Khamenei: Palestine ‘Islamic cause’

Iran's supreme leader Khamenei expresses solidarity with Palestinians while meeting with Hamas PM Haniyeh.

Iran's supreme leader Ayatollah Ali Khamenei 521 (R) (photo credit: REUTERS)
Iran's supreme leader Ayatollah Ali Khamenei 521 (R)
(photo credit: REUTERS)
Iran’s Supreme Leader Ali Khamenei on Sunday voiced his country’s full support for Hamas in its fight against Israel and said Tehran considers the Palestinian issue an “Islamic cause.”
Khamenei’s remarks came during a meeting with Hamas Prime Minister Ismail Haniyeh, who is currently on an official visit to Iran.
The meeting between Khamenei and Haniyeh was the first of its kind since the latter assumed office after his movement won the January 2006 parliamentary election.
“Iran will always be supportive of the Palestinian cause and the Islamic resistance in Palestine,” the Tehran-based Mehr News Agency quoted Khamenei as saying.
Khamenei added that the “recent victories in Palestine were partially responsible for the Islamic awakening in the region” – a reference to the rise to power of Islamists in a number of Arab countries, including Tunisia and Egypt.
“Undoubtedly, the accumulating sentiments of the region’s peoples toward the cause of the Gaza Strip led to the sudden eruption of the volcano in the region,” the Iranian leader told Haniyeh.
Khamenei also warned against attempts by unnamed parties to “undermine” Hamas, but did not elaborate.
“We have no doubt about your resistance and that of many of your brothers, and the people only have this expectation of you,” he said.
Haniyeh, for his part, thanked the Iranian leadership for its “ongoing” support of Hamas and the Palestinian cause. Invited to Iran to participate in celebrations marking the 33rd anniversary of the Islamic Revolution, he underlined the three strategies of his government: “liberating Palestine from the sea to the river, abiding by the resistance and affirming the Islamic character of the Palestinian cause.”
The visit came amid deepening divisions within Hamas over last week’s Qatari-sponsored reconciliation agreement between the movement and Fatah.
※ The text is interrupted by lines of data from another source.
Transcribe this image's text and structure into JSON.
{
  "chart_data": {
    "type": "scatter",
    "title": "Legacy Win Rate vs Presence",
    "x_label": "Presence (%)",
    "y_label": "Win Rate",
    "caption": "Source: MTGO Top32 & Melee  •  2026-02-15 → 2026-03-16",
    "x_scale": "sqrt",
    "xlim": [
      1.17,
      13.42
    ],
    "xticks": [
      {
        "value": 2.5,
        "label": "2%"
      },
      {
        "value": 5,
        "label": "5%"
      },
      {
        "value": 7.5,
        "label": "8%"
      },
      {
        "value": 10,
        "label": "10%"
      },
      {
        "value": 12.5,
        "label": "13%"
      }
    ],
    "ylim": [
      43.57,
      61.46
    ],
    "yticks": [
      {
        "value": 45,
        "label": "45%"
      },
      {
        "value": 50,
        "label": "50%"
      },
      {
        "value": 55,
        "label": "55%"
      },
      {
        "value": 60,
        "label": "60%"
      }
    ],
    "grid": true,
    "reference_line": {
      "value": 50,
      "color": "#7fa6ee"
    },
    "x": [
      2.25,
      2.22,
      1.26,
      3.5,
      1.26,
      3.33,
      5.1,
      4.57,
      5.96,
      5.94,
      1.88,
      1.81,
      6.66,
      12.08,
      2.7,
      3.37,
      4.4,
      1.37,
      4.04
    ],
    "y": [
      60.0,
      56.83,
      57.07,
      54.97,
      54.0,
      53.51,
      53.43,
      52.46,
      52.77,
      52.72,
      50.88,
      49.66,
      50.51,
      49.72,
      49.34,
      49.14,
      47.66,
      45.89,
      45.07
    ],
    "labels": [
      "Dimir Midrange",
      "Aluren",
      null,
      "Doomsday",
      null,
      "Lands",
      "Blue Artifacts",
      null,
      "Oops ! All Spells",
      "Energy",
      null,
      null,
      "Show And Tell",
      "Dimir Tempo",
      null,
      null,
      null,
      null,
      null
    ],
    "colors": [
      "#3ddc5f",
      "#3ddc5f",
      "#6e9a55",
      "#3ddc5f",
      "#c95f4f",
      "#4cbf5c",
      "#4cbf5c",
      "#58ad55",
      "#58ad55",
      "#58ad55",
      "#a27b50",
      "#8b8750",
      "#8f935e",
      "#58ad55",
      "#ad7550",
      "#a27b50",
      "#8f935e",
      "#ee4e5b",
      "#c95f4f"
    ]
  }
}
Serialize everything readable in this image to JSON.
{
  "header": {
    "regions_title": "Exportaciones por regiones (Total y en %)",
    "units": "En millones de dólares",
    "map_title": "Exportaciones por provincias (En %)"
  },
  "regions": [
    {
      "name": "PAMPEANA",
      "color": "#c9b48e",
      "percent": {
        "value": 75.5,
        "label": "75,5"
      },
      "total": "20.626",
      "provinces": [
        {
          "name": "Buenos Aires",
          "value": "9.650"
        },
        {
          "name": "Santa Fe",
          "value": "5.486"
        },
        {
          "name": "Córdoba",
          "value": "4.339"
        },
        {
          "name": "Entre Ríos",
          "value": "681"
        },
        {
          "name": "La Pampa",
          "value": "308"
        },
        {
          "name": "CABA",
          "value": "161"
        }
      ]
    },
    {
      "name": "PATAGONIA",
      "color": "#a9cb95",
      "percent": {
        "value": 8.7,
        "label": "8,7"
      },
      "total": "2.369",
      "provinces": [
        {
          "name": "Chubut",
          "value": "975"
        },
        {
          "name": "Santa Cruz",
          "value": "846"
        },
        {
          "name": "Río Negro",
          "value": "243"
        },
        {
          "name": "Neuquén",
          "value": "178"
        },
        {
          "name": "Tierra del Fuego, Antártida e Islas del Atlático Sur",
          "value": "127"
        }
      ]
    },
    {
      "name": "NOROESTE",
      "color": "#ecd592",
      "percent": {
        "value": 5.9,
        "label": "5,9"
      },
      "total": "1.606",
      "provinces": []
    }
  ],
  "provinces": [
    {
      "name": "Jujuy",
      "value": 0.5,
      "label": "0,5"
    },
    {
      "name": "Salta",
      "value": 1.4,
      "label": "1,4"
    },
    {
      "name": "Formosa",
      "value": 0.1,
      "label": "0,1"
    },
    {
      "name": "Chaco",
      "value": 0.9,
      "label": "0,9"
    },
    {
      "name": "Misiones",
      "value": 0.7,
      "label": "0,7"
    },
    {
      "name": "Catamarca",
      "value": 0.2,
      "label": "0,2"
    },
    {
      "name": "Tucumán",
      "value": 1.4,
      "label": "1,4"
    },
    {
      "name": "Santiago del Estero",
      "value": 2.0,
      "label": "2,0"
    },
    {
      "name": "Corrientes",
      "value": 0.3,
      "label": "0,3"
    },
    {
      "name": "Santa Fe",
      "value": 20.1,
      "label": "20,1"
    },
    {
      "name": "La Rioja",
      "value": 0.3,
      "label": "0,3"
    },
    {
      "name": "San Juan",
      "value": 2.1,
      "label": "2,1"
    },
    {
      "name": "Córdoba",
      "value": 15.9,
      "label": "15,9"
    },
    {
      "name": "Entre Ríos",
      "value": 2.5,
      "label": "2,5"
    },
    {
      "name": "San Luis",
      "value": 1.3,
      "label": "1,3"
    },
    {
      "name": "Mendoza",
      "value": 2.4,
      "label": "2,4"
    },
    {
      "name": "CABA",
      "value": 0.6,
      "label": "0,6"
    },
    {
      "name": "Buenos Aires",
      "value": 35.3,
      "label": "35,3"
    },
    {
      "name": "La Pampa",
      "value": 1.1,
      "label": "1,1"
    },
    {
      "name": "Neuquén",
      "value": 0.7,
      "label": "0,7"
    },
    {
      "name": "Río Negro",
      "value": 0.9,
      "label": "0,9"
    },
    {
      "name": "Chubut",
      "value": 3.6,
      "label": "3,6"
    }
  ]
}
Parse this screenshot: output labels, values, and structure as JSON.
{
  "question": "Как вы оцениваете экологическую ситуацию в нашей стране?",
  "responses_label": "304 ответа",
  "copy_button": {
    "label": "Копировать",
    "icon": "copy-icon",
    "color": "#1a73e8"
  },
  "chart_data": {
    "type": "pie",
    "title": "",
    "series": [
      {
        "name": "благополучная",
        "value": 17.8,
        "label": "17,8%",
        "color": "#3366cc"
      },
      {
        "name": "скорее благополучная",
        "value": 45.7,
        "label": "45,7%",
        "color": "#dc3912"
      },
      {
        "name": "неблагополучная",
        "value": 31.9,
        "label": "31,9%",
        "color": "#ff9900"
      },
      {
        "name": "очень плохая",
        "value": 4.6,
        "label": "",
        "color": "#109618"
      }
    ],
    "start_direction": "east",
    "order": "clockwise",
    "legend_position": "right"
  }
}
The deal calls for naming Palestinian Authority President Mahmoud Abbas as prime minister of a new Palestinian unity government.
Hamas leader Khaled Mashaal has come under sharp criticism for signing the pact.
Over the weekend, Mahmoud Zahar, a top Hamas official in the Gaza Strip, came out publicly against Mashaal, saying the agreement had been a “mistake.”
While Zahar and most of the Hamas leaders in the Gaza Strip expressed opposition to the deal under the pretext that it included far-reaching concessions to Abbas and Fatah, representatives of the movement in the West Bank praised it.
A Hamas official in Ramallah said Zahar’s criticism “reflected only his personal opinion.”
The official, who asked not to be identified, also lashed out at Haniyeh for visiting Iran “at this very sensitive period.”He and other Hamas officials have noted that the visit came at a time when other Hamas leaders were trying to distance themselves from Iran and Syria.
The official expressed concern that the Iranians, in return for providing financial and military aid, would ask the Islamist group to support Syrian President Bashar Assad.